Here’s something I need to explain. In all the time Susan and I were lovers, I never thought that we were ‘deceiving’ Gordon Macleod, Mr E.P. I never thought of him as being represented by that peculiar old word ‘cuckold’. Obviously, I didn’t want him to know. But I thought that what took place between Susan and me had nothing to do with him; he was irrelevant to it all. Nor did I have any contempt for him, any young-buck superiority because I was sexually active with his wife and he wasn’t. You may think this is just a normal lover’s normal self-delusion; but I don’t agree. Even when things … changed, and I felt differently about him, this aspect didn’t change. He had nothing to do with us, do you see?
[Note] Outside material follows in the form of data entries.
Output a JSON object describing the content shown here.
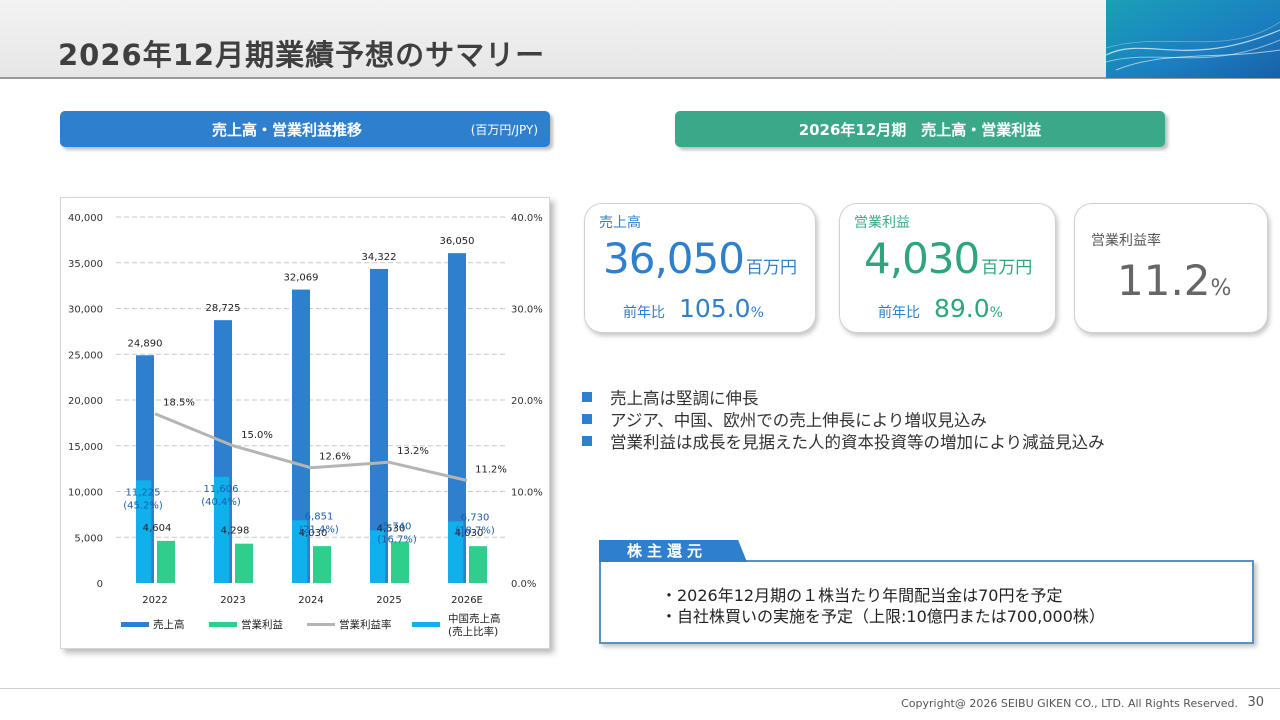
{
  "page": {
    "title": "2026年12月期業績予想のサマリー",
    "copyright": "Copyright@ 2026 SEIBU GIKEN CO., LTD. All Rights  Reserved.",
    "page_number": "30"
  },
  "left_header": {
    "label": "売上高・営業利益推移",
    "unit": "(百万円/JPY)"
  },
  "right_header": {
    "label": "2026年12月期　売上高・営業利益"
  },
  "cards": {
    "sales": {
      "label": "売上高",
      "value": "36,050",
      "unit": "百万円",
      "yoy_label": "前年比",
      "yoy_value": "105.0",
      "yoy_unit": "%"
    },
    "profit": {
      "label": "営業利益",
      "value": "4,030",
      "unit": "百万円",
      "yoy_label": "前年比",
      "yoy_value": "89.0",
      "yoy_unit": "%"
    },
    "margin": {
      "label": "営業利益率",
      "value": "11.2",
      "unit": "%"
    }
  },
  "bullets": [
    "売上高は堅調に伸長",
    "アジア、中国、欧州での売上伸長により増収見込み",
    "営業利益は成長を見据えた人的資本投資等の増加により減益見込み"
  ],
  "shareholder": {
    "tab": "株主還元",
    "lines": [
      "・2026年12月期の１株当たり年間配当金は70円を予定",
      "・自社株買いの実施を予定（上限:10億円または700,000株）"
    ]
  },
  "colors": {
    "sales_bar": "#2e7fcd",
    "profit_bar": "#2fce8d",
    "margin_line": "#b4b4b4",
    "china_bar": "#0fb0ec",
    "header_blue": "#2e7fcd",
    "header_green": "#3aa889"
  },
  "chart_data": {
    "type": "bar",
    "categories": [
      "2022",
      "2023",
      "2024",
      "2025",
      "2026E"
    ],
    "y_left": {
      "ylim": [
        0,
        40000
      ],
      "ticks": [
        0,
        5000,
        10000,
        15000,
        20000,
        25000,
        30000,
        35000,
        40000
      ],
      "tick_labels": [
        "0",
        "5,000",
        "10,000",
        "15,000",
        "20,000",
        "25,000",
        "30,000",
        "35,000",
        "40,000"
      ]
    },
    "y_right": {
      "ylim": [
        0,
        40
      ],
      "ticks": [
        0,
        10,
        20,
        30,
        40
      ],
      "tick_labels": [
        "0.0%",
        "10.0%",
        "20.0%",
        "30.0%",
        "40.0%"
      ]
    },
    "grid": true,
    "legend_position": "bottom",
    "series": [
      {
        "name": "売上高",
        "kind": "bar",
        "axis": "left",
        "values": [
          24890,
          28725,
          32069,
          34322,
          36050
        ],
        "labels": [
          "24,890",
          "28,725",
          "32,069",
          "34,322",
          "36,050"
        ]
      },
      {
        "name": "営業利益",
        "kind": "bar",
        "axis": "left",
        "values": [
          4604,
          4298,
          4030,
          4530,
          4030
        ],
        "labels": [
          "4,604",
          "4,298",
          "4,030",
          "4,530",
          "4,030"
        ]
      },
      {
        "name": "営業利益率",
        "kind": "line",
        "axis": "right",
        "values": [
          18.5,
          15.0,
          12.6,
          13.2,
          11.2
        ],
        "labels": [
          "18.5%",
          "15.0%",
          "12.6%",
          "13.2%",
          "11.2%"
        ]
      },
      {
        "name": "中国売上高",
        "name_line2": "(売上比率)",
        "kind": "bar",
        "axis": "left",
        "values": [
          11225,
          11606,
          6851,
          5740,
          6730
        ],
        "labels": [
          "11,225",
          "11,606",
          "6,851",
          "5,740",
          "6,730"
        ],
        "sub_labels": [
          "(45.2%)",
          "(40.4%)",
          "(21.4%)",
          "(16.7%)",
          "(18.7%)"
        ]
      }
    ]
  }
}
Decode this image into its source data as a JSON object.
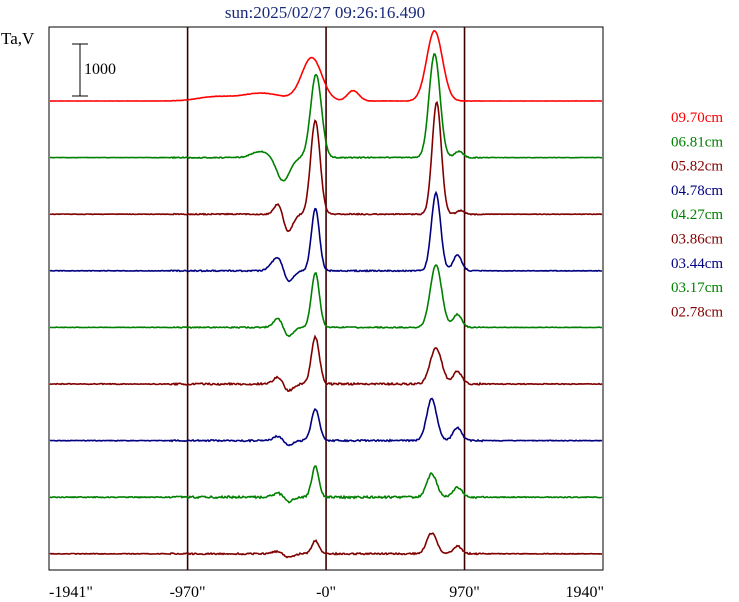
{
  "chart_data": {
    "type": "line",
    "title": "sun:2025/02/27 09:26:16.490",
    "ylabel": "Ta,V",
    "scale_bar_label": "1000",
    "scale_bar_value": 1000,
    "x_ticks": [
      {
        "label": "-1941\"",
        "value": -1941
      },
      {
        "label": "-970\"",
        "value": -970
      },
      {
        "label": "-0\"",
        "value": 0
      },
      {
        "label": "970\"",
        "value": 970
      },
      {
        "label": "1940\"",
        "value": 1940
      }
    ],
    "xlim": [
      -1941,
      1940
    ],
    "vlines": [
      -970,
      0,
      970
    ],
    "grid": false,
    "legend_position": "right",
    "series": [
      {
        "name": "09.70cm",
        "color": "#ff0000",
        "noise": 6,
        "peaks": [
          [
            -100,
            830,
            70
          ],
          [
            760,
            1350,
            55
          ],
          [
            190,
            200,
            40
          ],
          [
            -450,
            150,
            140
          ],
          [
            -780,
            80,
            120
          ]
        ]
      },
      {
        "name": "06.81cm",
        "color": "#008000",
        "noise": 14,
        "peaks": [
          [
            -70,
            1600,
            38
          ],
          [
            760,
            2000,
            38
          ],
          [
            -300,
            -450,
            45
          ],
          [
            -460,
            120,
            60
          ],
          [
            930,
            120,
            30
          ]
        ]
      },
      {
        "name": "05.82cm",
        "color": "#800000",
        "noise": 16,
        "peaks": [
          [
            -75,
            1800,
            33
          ],
          [
            775,
            2150,
            32
          ],
          [
            -330,
            250,
            30
          ],
          [
            -270,
            -350,
            35
          ],
          [
            940,
            70,
            25
          ]
        ]
      },
      {
        "name": "04.78cm",
        "color": "#000080",
        "noise": 18,
        "peaks": [
          [
            -75,
            1200,
            28
          ],
          [
            770,
            1500,
            32
          ],
          [
            -330,
            300,
            45
          ],
          [
            -270,
            -300,
            35
          ],
          [
            920,
            300,
            30
          ]
        ]
      },
      {
        "name": "04.27cm",
        "color": "#008000",
        "noise": 16,
        "peaks": [
          [
            -75,
            1050,
            28
          ],
          [
            770,
            1200,
            40
          ],
          [
            -330,
            200,
            35
          ],
          [
            -270,
            -200,
            35
          ],
          [
            920,
            250,
            30
          ]
        ]
      },
      {
        "name": "03.86cm",
        "color": "#800000",
        "noise": 26,
        "peaks": [
          [
            -75,
            900,
            28
          ],
          [
            770,
            700,
            40
          ],
          [
            -330,
            150,
            35
          ],
          [
            -270,
            -150,
            35
          ],
          [
            920,
            250,
            30
          ]
        ]
      },
      {
        "name": "03.44cm",
        "color": "#000080",
        "noise": 22,
        "peaks": [
          [
            -75,
            600,
            28
          ],
          [
            740,
            800,
            35
          ],
          [
            -330,
            100,
            35
          ],
          [
            -270,
            -100,
            35
          ],
          [
            920,
            250,
            30
          ]
        ]
      },
      {
        "name": "03.17cm",
        "color": "#008000",
        "noise": 30,
        "peaks": [
          [
            -75,
            600,
            25
          ],
          [
            740,
            450,
            35
          ],
          [
            -330,
            100,
            35
          ],
          [
            -270,
            -100,
            35
          ],
          [
            920,
            200,
            30
          ]
        ]
      },
      {
        "name": "02.78cm",
        "color": "#800000",
        "noise": 22,
        "peaks": [
          [
            -75,
            250,
            25
          ],
          [
            740,
            400,
            35
          ],
          [
            -330,
            60,
            35
          ],
          [
            -270,
            -80,
            35
          ],
          [
            920,
            150,
            30
          ]
        ]
      }
    ]
  }
}
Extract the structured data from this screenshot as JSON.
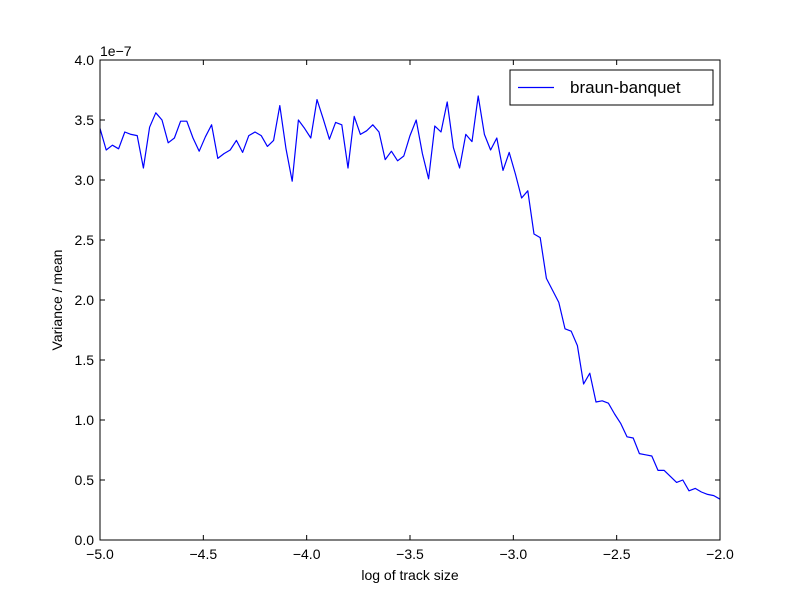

Susan, perhaps thinking that I was undervaluing her friend Joan, had told me, in a gently admonitory tone, that everyone had their own love story. I was happy to accept this, happy for everyone else to be or have been blessed, even if confident that they couldn’t possibly be as blessed as I was. But at the same time, I didn’t want Susan to tell me whether she had had her love story with Gerald, or with Gordon, or was having it with me. Whether there were one, two or three stories to her life.
I am round at the Macleods’ one evening. It is getting late. Macleod has already gone to bed, and is snoring away his flagons and his gallons. She and I are on the sofa; we have been listening to some music we recently heard at the Festival Hall. I look at her in a way which makes my attentions and desires plain.
‘No, Casey. Kiss me hardly.’
So I kiss her hardly, just a brush on the lips, nothing to raise her colour. We hold hands instead.
‘I wish I didn’t have to go home,’ I say self-pityingly. ‘I hate home.’
‘Then why do you call it home?’
I haven’t thought of this.
‘Anyway, I wish I could stay here.’
‘You could always pitch a tent in the garden. I’m sure there’s some spare tarpaulin in the garage.’